Menu
Libération
Ratés

Attentat aux Champs-Elysées : cafouillage dans la gestion de crise numérique

Alors que la préfecture de police conseillait sur Twitter d'éviter le quartier, l'appli gouvernementale SAIP n'a diffusé aucune alerte. Une stratégie de communication incompréhensible qui s'ajoute aux nombreux ratés de l'application.
L'application SAIP lors de l'attaque des Champs-Elysées, jeudi 20 avril. (capture d'écran)
publié le 21 avril 2017 à 13h15

A quoi sert réellement l'application SAIP ? La question se pose à nouveau aujourd'hui, alors que de nombreux internautes ont été surpris d'entendre parler d'un attentat sur les Champs-Elysées via une alerte mobile de leur journal préféré, ou pire, en regardant les chaînes télé, alors qu'ils ont téléchargé l'application gouvernementale d'alerte aux attentats spécialement pour ce genre de situations. Mais hier soir, SAIP ne s'est jamais manifestée. A tous les utilisateurs qui avaient programmé une alerte en cas de problème à Paris, l'appli n'a présenté qu'un écran vert : «Aucun incident en cours.»

France Info a demandé des explications au porte-parole du ministère de l'Intérieur, Pierre-Henry Brandet.

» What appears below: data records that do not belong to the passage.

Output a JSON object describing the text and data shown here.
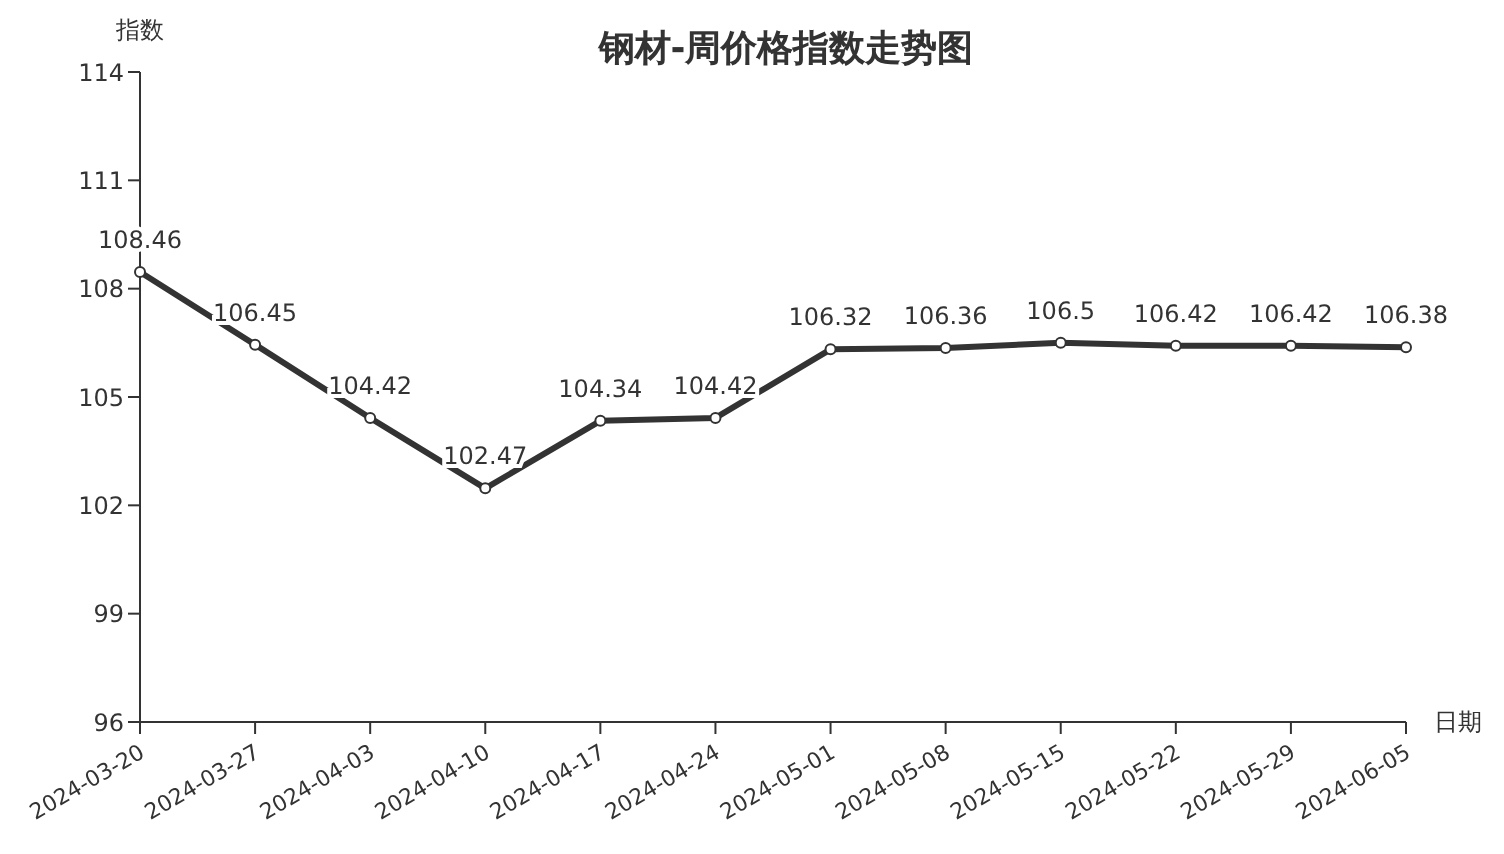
{
  "chart_data": {
    "type": "line",
    "title": "钢材-周价格指数走势图",
    "xlabel": "日期",
    "ylabel": "指数",
    "categories": [
      "2024-03-20",
      "2024-03-27",
      "2024-04-03",
      "2024-04-10",
      "2024-04-17",
      "2024-04-24",
      "2024-05-01",
      "2024-05-08",
      "2024-05-15",
      "2024-05-22",
      "2024-05-29",
      "2024-06-05"
    ],
    "series": [
      {
        "color": "#333333",
        "values": [
          108.46,
          106.45,
          104.42,
          102.47,
          104.34,
          104.42,
          106.32,
          106.36,
          106.5,
          106.42,
          106.42,
          106.38
        ]
      }
    ],
    "ylim": [
      96,
      114
    ],
    "yticks": [
      96,
      99,
      102,
      105,
      108,
      111,
      114
    ],
    "data_labels": true,
    "marker": "circle",
    "line_style": "solid"
  }
}
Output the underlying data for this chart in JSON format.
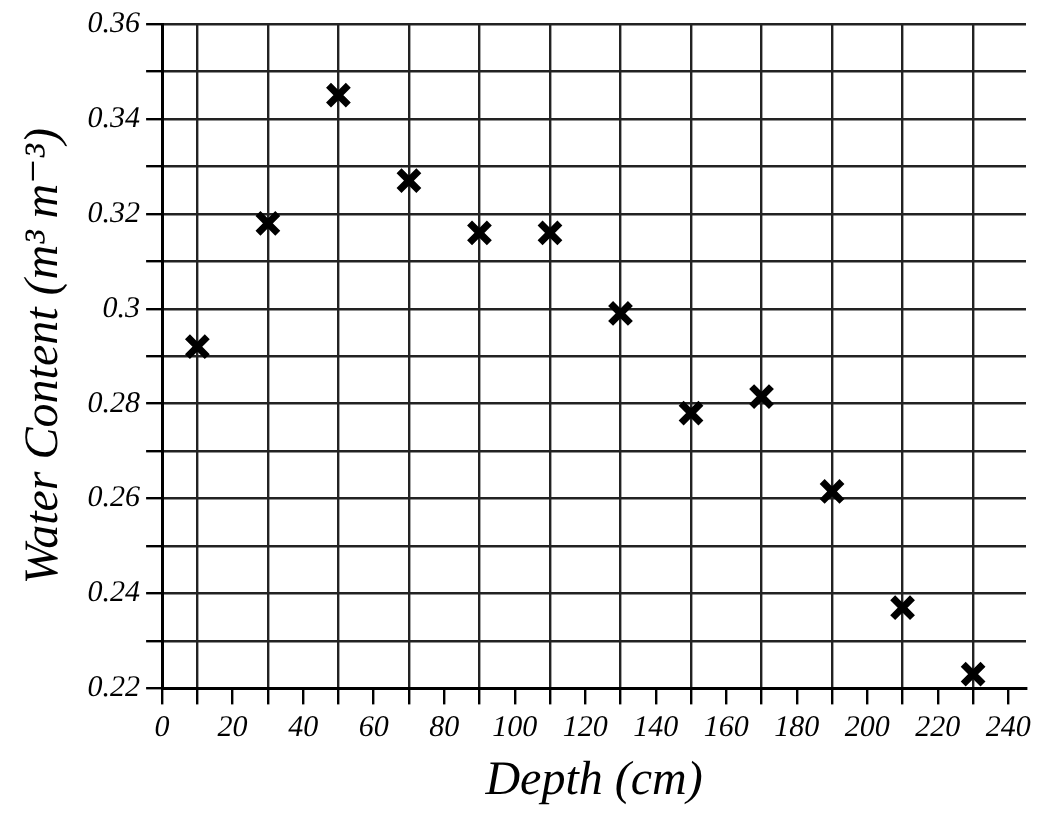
{
  "chart_data": {
    "type": "scatter",
    "xlabel": "Depth (cm)",
    "ylabel": "Water Content (m³ m⁻³)",
    "x": [
      10,
      30,
      50,
      70,
      90,
      110,
      130,
      150,
      170,
      190,
      210,
      230
    ],
    "series": [
      {
        "color": "#000000",
        "values": [
          0.292,
          0.318,
          0.345,
          0.327,
          0.316,
          0.316,
          0.299,
          0.278,
          0.2815,
          0.2615,
          0.237,
          0.223
        ]
      }
    ],
    "xlim": [
      0,
      245
    ],
    "xticks": [
      0,
      {
        "value": 10,
        "label": null
      },
      20,
      {
        "value": 30,
        "label": null
      },
      40,
      {
        "value": 50,
        "label": null
      },
      60,
      {
        "value": 70,
        "label": null
      },
      80,
      {
        "value": 90,
        "label": null
      },
      100,
      {
        "value": 110,
        "label": null
      },
      120,
      {
        "value": 130,
        "label": null
      },
      140,
      {
        "value": 150,
        "label": null
      },
      160,
      {
        "value": 170,
        "label": null
      },
      180,
      {
        "value": 190,
        "label": null
      },
      200,
      {
        "value": 210,
        "label": null
      },
      220,
      {
        "value": 230,
        "label": null
      },
      240
    ],
    "ylim": [
      0.22,
      0.36
    ],
    "yticks": [
      0.22,
      {
        "value": 0.23,
        "label": null
      },
      0.24,
      {
        "value": 0.25,
        "label": null
      },
      0.26,
      {
        "value": 0.27,
        "label": null
      },
      0.28,
      {
        "value": 0.29,
        "label": null
      },
      0.3,
      {
        "value": 0.31,
        "label": null
      },
      0.32,
      {
        "value": 0.33,
        "label": null
      },
      0.34,
      {
        "value": 0.35,
        "label": null
      },
      0.36
    ],
    "grid": true,
    "marker": "cross",
    "legend": false
  }
}
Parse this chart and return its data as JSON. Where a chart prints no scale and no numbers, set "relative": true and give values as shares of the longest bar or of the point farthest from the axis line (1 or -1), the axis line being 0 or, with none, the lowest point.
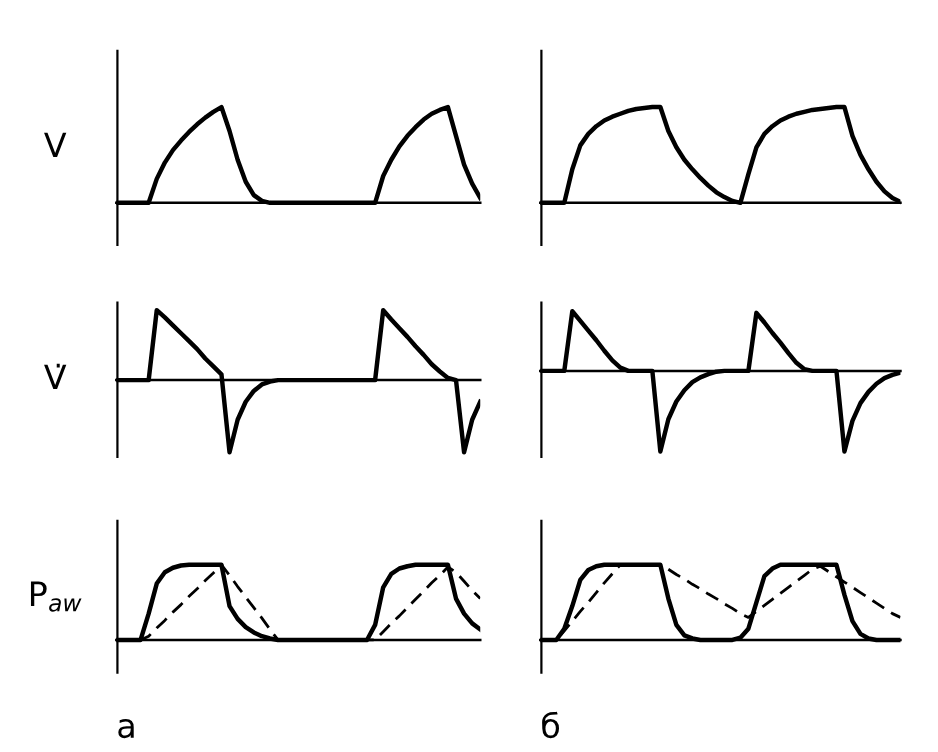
{
  "chart_data": [
    {
      "type": "line",
      "relative": true,
      "ylabel": "V",
      "categories": [
        null,
        null,
        null,
        null,
        null,
        null,
        null,
        null,
        null,
        null,
        null,
        null,
        null,
        null,
        null,
        null,
        null,
        null,
        null,
        null,
        null,
        null,
        null,
        null,
        null,
        null,
        null,
        null,
        null,
        null,
        null,
        null,
        null,
        null,
        null,
        null,
        null,
        null,
        null,
        null,
        null,
        null,
        null,
        null,
        null,
        null
      ],
      "series": [
        {
          "color": "#000000",
          "values": [
            0,
            0,
            0,
            0,
            0,
            0.25,
            0.42,
            0.55,
            0.65,
            0.74,
            0.82,
            0.89,
            0.95,
            1.0,
            0.75,
            0.45,
            0.22,
            0.08,
            0.02,
            0,
            0,
            0,
            0,
            0,
            0,
            0,
            0,
            0,
            0,
            0,
            0,
            0,
            0,
            0.28,
            0.45,
            0.59,
            0.7,
            0.79,
            0.87,
            0.93,
            0.97,
            1.0,
            0.7,
            0.4,
            0.2,
            0.05
          ]
        }
      ]
    },
    {
      "type": "line",
      "relative": true,
      "categories": [
        null,
        null,
        null,
        null,
        null,
        null,
        null,
        null,
        null,
        null,
        null,
        null,
        null,
        null,
        null,
        null,
        null,
        null,
        null,
        null,
        null,
        null,
        null,
        null,
        null,
        null,
        null,
        null,
        null,
        null,
        null,
        null,
        null,
        null,
        null,
        null,
        null,
        null,
        null,
        null,
        null,
        null,
        null,
        null,
        null,
        null
      ],
      "series": [
        {
          "color": "#000000",
          "values": [
            0,
            0,
            0,
            0,
            0.35,
            0.6,
            0.72,
            0.8,
            0.86,
            0.9,
            0.93,
            0.96,
            0.98,
            0.99,
            1.0,
            1.0,
            0.75,
            0.58,
            0.45,
            0.35,
            0.26,
            0.18,
            0.11,
            0.06,
            0.02,
            0,
            0.3,
            0.58,
            0.72,
            0.8,
            0.86,
            0.9,
            0.93,
            0.95,
            0.97,
            0.98,
            0.99,
            1.0,
            1.0,
            0.7,
            0.5,
            0.35,
            0.22,
            0.12,
            0.05,
            0.01
          ]
        }
      ]
    },
    {
      "type": "line",
      "relative": true,
      "ylabel": "V̇",
      "categories": [
        null,
        null,
        null,
        null,
        null,
        null,
        null,
        null,
        null,
        null,
        null,
        null,
        null,
        null,
        null,
        null,
        null,
        null,
        null,
        null,
        null,
        null,
        null,
        null,
        null,
        null,
        null,
        null,
        null,
        null,
        null,
        null,
        null,
        null,
        null,
        null,
        null,
        null,
        null,
        null,
        null,
        null,
        null,
        null,
        null,
        null
      ],
      "series": [
        {
          "color": "#000000",
          "values": [
            0,
            0,
            0,
            0,
            0,
            0.97,
            0.87,
            0.76,
            0.65,
            0.54,
            0.43,
            0.3,
            0.19,
            0.08,
            -1.0,
            -0.55,
            -0.3,
            -0.15,
            -0.06,
            -0.02,
            0,
            0,
            0,
            0,
            0,
            0,
            0,
            0,
            0,
            0,
            0,
            0,
            0,
            0.97,
            0.84,
            0.72,
            0.6,
            0.47,
            0.35,
            0.22,
            0.12,
            0.03,
            0,
            -1.0,
            -0.55,
            -0.3
          ]
        }
      ]
    },
    {
      "type": "line",
      "relative": true,
      "categories": [
        null,
        null,
        null,
        null,
        null,
        null,
        null,
        null,
        null,
        null,
        null,
        null,
        null,
        null,
        null,
        null,
        null,
        null,
        null,
        null,
        null,
        null,
        null,
        null,
        null,
        null,
        null,
        null,
        null,
        null,
        null,
        null,
        null,
        null,
        null,
        null,
        null,
        null,
        null,
        null,
        null,
        null,
        null,
        null,
        null,
        null
      ],
      "series": [
        {
          "color": "#000000",
          "values": [
            0,
            0,
            0,
            0,
            0.74,
            0.62,
            0.5,
            0.38,
            0.25,
            0.13,
            0.04,
            0,
            0,
            0,
            0,
            -1.0,
            -0.6,
            -0.38,
            -0.24,
            -0.14,
            -0.08,
            -0.04,
            -0.01,
            0,
            0,
            0,
            0,
            0.72,
            0.6,
            0.47,
            0.35,
            0.22,
            0.1,
            0.02,
            0,
            0,
            0,
            0,
            -1.0,
            -0.62,
            -0.4,
            -0.26,
            -0.16,
            -0.09,
            -0.05,
            -0.02
          ]
        }
      ]
    },
    {
      "type": "line",
      "relative": true,
      "ylabel": "P$_{aw}$",
      "xlabel": "а",
      "categories": [
        null,
        null,
        null,
        null,
        null,
        null,
        null,
        null,
        null,
        null,
        null,
        null,
        null,
        null,
        null,
        null,
        null,
        null,
        null,
        null,
        null,
        null,
        null,
        null,
        null,
        null,
        null,
        null,
        null,
        null,
        null,
        null,
        null,
        null,
        null,
        null,
        null,
        null,
        null,
        null,
        null,
        null,
        null,
        null,
        null,
        null
      ],
      "series": [
        {
          "color": "#000000",
          "values": [
            0,
            0,
            0,
            0,
            0.35,
            0.75,
            0.9,
            0.96,
            0.99,
            1.0,
            1.0,
            1.0,
            1.0,
            1.0,
            0.45,
            0.28,
            0.17,
            0.1,
            0.05,
            0.02,
            0,
            0,
            0,
            0,
            0,
            0,
            0,
            0,
            0,
            0,
            0,
            0,
            0.2,
            0.7,
            0.88,
            0.95,
            0.98,
            1.0,
            1.0,
            1.0,
            1.0,
            1.0,
            0.55,
            0.35,
            0.22,
            0.14
          ]
        },
        {
          "color": "#000000",
          "line_style": "dashed",
          "values": [
            0,
            0,
            0,
            0,
            0.05,
            0.16,
            0.26,
            0.37,
            0.47,
            0.58,
            0.68,
            0.79,
            0.89,
            1.0,
            0.86,
            0.71,
            0.57,
            0.43,
            0.29,
            0.14,
            0,
            0,
            0,
            0,
            0,
            0,
            0,
            0,
            0,
            0,
            0,
            0,
            0,
            0.11,
            0.22,
            0.32,
            0.43,
            0.54,
            0.65,
            0.76,
            0.86,
            0.97,
            0.9,
            0.78,
            0.66,
            0.55
          ]
        }
      ]
    },
    {
      "type": "line",
      "relative": true,
      "xlabel": "б",
      "categories": [
        null,
        null,
        null,
        null,
        null,
        null,
        null,
        null,
        null,
        null,
        null,
        null,
        null,
        null,
        null,
        null,
        null,
        null,
        null,
        null,
        null,
        null,
        null,
        null,
        null,
        null,
        null,
        null,
        null,
        null,
        null,
        null,
        null,
        null,
        null,
        null,
        null,
        null,
        null,
        null,
        null,
        null,
        null,
        null,
        null,
        null
      ],
      "series": [
        {
          "color": "#000000",
          "values": [
            0,
            0,
            0,
            0.15,
            0.45,
            0.8,
            0.93,
            0.98,
            1,
            1,
            1,
            1,
            1,
            1,
            1,
            1,
            0.55,
            0.2,
            0.06,
            0.02,
            0,
            0,
            0,
            0,
            0,
            0.03,
            0.15,
            0.5,
            0.85,
            0.95,
            1,
            1,
            1,
            1,
            1,
            1,
            1,
            1,
            0.6,
            0.25,
            0.08,
            0.02,
            0,
            0,
            0,
            0
          ]
        },
        {
          "color": "#000000",
          "line_style": "dashed",
          "values": [
            0,
            0,
            0,
            0.12,
            0.25,
            0.38,
            0.5,
            0.63,
            0.76,
            0.88,
            1.0,
            null,
            null,
            null,
            null,
            null,
            0.94,
            0.87,
            0.81,
            0.74,
            0.68,
            0.61,
            0.55,
            0.48,
            0.42,
            0.35,
            0.3,
            0.38,
            0.46,
            0.54,
            0.62,
            0.7,
            0.78,
            0.86,
            0.94,
            0.98,
            0.91,
            0.84,
            0.77,
            0.7,
            0.63,
            0.56,
            0.49,
            0.42,
            0.35,
            0.3
          ]
        }
      ]
    }
  ]
}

Lequel a affirmé qu'il s'agissait d'un «choix délibéré, à partir du moment où on a eu une situation figée rapidement et que le quartier était bouclé par un très grand nombre de policiers. Il y avait d'autres vecteurs pour diffuser les messages, notamment des messages comportementaux et des conseils à la population.» Quelques minutes seulement se sont écoulées entre le début de la fusillade et la mort de l'assaillant, tué par les policiers. L'alerte serait arrivée après la disparition du danger.

Mais alors pourquoi la préfecture de police de Paris a-t-elle tweeté deux fois, à 21h06 puis à 21h20, qu'il fallait éviter le quartier des Champs-Elysées, pendant que les forces de l'ordre fermaient le métro et évacuaient les rues ? Les utilisateurs de SAIP ne sont pas forcément branchés sur Twitter, et inversement. Soit la situation nécessite de faire passer rapidement une consigne à la population, et l'usage simultané de tous les outils numériques est alors crucial, soit l'objectif est d'éviter une panique inutile et on ne conseille pas de contourner les Champs… Mais une stratégie de communication contradictoire telle qu'on l'a observée jeudi soir laisse difficilement penser que le gouvernement français maîtrise sa gestion numérique de crise.

Par ailleurs, il existe même une norme internationale de diffusion d'alerte sur tous les téléphones d'une zone définie, le Cell Broadcast, mais la France ne l'utilise toujours pas.

Le cafouillage des Champs-Elysées s'ajoute à la liste de ratés que cumule déjà l'application à 400 000 euros lancée en juin 2016. Un mois après sa sortie, elle restait désespérément muette le 14 juillet alors que Nice vivait un cauchemar. L'alerte aurait dû partir, mais il y a eu une «faille technique» qui devait être rapidement résolue. En septembre, SAIP a voulu se rattraper et a sonné l'alarme trop vite : l'attentat annoncé dans une église rue Saint-Denis à Paris était une fausse alerte.

Bilan : SAIP a suffisamment poli son image de boulet pour que des plaisantins lui créent, hier sur Twitter, un compte parodique. «Si vous souhaitez avoir des informations sur l'état actuel des choses aux #ChampsElysees, merci de regarder les chaînes d'information.» Ou encore : «Veuillez nous excuser pour hier, Maurice était déjà au lit et n'a pas allumé la TV pour avoir l'info et lancer l'alerte #ChampsElysees». La critique est cruelle, mais l'incompréhension réelle.